Doch wer genauer hinschaut, sieht Gründe für die durchaus berechtigte Kritik an der EU und ihren Institutionen. Es sind nicht nur nationalistisch orientierte Parteien und Gruppierungen, die der Union Vorhaltungen machen, auch namhafte Wirtschaftsvertreter tadeln die EU.
So haben in der Schweiz Urs Wietlisbach und Alfred Gantner, beide Mitgründer des Finanzdienstleisters Partners Group, die Organisation Kompass Europa ins Leben gerufen, die sich gegen die Neuauflage des institutionellen Abkommens mit der Europäischen Union (Rahmenabkommen) richtet. Unterstützt wird diese Initiative auch von anderen Vertretern der Schweizer Wirtschaft, so vom ehemaligen Präsidenten der Schweizerischen Bankiervereinigung Pierre Mirabaud.

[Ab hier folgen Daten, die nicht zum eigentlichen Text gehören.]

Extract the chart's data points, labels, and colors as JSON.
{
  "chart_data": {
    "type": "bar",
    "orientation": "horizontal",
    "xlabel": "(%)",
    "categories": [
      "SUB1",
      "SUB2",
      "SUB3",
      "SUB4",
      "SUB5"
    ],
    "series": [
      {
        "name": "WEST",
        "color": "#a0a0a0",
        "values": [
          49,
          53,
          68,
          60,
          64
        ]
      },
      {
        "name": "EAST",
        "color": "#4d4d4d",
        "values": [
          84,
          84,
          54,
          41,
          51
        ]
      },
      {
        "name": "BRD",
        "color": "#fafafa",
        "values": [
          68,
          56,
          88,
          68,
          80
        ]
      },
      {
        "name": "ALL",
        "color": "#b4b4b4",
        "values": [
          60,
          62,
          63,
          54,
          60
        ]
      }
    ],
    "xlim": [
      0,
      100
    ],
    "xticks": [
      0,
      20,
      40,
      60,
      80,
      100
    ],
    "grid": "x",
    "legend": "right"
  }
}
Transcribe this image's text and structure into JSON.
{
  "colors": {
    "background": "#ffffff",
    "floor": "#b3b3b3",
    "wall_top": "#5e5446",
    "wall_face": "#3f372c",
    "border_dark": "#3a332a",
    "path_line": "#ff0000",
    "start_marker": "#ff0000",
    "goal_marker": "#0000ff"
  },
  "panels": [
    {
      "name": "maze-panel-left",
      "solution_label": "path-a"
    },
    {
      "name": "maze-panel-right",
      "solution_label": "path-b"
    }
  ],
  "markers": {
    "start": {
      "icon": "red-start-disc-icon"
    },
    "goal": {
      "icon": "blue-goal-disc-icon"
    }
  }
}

Wirtschaftliche Entwicklung der EU ist enttäuschend
Die vorgebrachte Kritik ist durchaus relevant. Die EU würde mit ihren Regelungen das Erfolgsmodell und die Standortattraktivität der Schweiz gefährden. Die Übernahme europäischen Rechts würde quasi zu einem Automatismus, und dem Europäischen Gerichtshof käme zu viel Macht zu. Argumente, die auch bei der Brexit-Abstimmung in Großbritannien im Juni 2016 eine große Rolle spielten.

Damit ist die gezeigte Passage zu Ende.